Alors que les Ving-Sept Etats de l'Union européenne affrontent une récession historique, le plan de relance ne sera opérationnel qu'à la fin du premier trimestre 2021, au mieux. D'ici là, des prêts sont toutefois accessibles. Et les Etats vont multiplier les mesures nationales.

Les pays membres de l'Union européenne, dont les drapeaux flottent ici à Bruxelles, vont devoir faire ratifier le plan de relance des Vingt-Sept par leurs parlements.
Les pays membres de l'Union européenne, dont les drapeaux flottent ici à Bruxelles, vont devoir faire ratifier le plan de relance des Vingt-Sept par leurs parlements. (Frederic MAIGROT/REA)

Par Derek Perrotte

Publié le 3 août 2020 à 07:35Mis à jour le 3 août 2020 à 08:19

Une chute de 10,1 % en Allemagne , de 13,8 % en France , de 18,5 % en Espagne ou encore de 12,4 % en Italie : les premières estimations de la croissance au deuxième trimestre dans les Etats de l'UE soulignent la violence historique de la crise économique qui découle de la crise sanitaire.
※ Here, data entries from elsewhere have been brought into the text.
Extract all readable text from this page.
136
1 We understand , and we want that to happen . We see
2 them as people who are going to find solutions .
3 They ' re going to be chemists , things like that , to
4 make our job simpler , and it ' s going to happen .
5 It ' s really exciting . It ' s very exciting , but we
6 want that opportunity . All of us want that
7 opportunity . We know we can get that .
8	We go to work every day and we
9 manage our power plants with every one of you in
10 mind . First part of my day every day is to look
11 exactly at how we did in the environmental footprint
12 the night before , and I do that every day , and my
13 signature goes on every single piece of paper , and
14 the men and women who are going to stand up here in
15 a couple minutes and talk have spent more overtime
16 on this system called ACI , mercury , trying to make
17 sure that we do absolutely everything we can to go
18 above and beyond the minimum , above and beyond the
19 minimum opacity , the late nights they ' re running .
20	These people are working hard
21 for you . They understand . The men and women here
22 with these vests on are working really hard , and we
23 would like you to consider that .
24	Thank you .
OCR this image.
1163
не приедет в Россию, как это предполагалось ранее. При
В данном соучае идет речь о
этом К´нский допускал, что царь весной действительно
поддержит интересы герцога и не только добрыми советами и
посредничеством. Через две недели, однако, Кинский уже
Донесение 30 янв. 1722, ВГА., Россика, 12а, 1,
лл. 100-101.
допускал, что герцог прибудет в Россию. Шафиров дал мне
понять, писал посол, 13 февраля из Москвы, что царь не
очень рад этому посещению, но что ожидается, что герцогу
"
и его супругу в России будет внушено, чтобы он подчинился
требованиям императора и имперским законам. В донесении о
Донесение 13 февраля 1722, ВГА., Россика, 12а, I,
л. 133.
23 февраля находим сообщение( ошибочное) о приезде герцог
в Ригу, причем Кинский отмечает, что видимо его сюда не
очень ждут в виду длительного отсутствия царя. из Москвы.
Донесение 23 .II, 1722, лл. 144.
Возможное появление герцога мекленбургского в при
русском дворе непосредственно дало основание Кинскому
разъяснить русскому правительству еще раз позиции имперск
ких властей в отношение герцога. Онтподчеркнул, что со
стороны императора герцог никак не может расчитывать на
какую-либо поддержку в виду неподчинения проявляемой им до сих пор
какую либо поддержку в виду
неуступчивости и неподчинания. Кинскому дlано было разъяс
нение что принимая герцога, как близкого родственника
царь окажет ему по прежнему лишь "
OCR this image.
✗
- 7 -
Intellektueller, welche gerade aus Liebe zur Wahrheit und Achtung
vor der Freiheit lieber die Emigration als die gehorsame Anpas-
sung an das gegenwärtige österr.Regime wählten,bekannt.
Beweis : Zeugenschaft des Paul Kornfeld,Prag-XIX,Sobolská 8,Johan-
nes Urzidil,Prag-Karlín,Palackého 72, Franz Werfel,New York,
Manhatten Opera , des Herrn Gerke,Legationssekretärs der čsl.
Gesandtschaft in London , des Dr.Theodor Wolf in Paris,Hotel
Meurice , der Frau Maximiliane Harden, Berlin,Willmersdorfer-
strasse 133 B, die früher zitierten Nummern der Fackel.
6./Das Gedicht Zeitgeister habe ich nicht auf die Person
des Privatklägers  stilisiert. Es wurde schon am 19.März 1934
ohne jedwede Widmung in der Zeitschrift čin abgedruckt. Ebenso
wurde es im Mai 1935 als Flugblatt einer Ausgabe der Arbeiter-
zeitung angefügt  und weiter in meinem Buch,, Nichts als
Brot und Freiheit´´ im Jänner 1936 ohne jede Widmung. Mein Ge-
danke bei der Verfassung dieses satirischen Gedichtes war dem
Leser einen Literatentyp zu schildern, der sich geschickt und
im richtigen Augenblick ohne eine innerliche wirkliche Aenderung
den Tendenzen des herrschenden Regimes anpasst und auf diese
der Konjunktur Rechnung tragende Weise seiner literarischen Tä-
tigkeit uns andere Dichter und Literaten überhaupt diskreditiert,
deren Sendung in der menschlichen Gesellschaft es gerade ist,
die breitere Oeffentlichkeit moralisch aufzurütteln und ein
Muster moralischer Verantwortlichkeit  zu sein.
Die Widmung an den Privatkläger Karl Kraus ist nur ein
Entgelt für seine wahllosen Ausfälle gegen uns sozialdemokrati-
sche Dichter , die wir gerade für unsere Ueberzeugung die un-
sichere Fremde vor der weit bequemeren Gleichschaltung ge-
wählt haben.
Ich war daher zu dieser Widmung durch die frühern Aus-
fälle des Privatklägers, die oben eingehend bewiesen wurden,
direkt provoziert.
Selon Eurostat, le plongeon a ainsi atteint 12,4 % dans la zone euro d'avril à juin sous l'effet des confinements.

La réponse continentale est désormais connue, avec un plan de relance, lui aussi historique, de 390 milliards d'euros de subventions et 360 milliards d'euros de prêts, adopté le 21 juillet sous l'impulsion de Paris et Berlin et au terme de très âpres négociations entre les Vingt-Sept.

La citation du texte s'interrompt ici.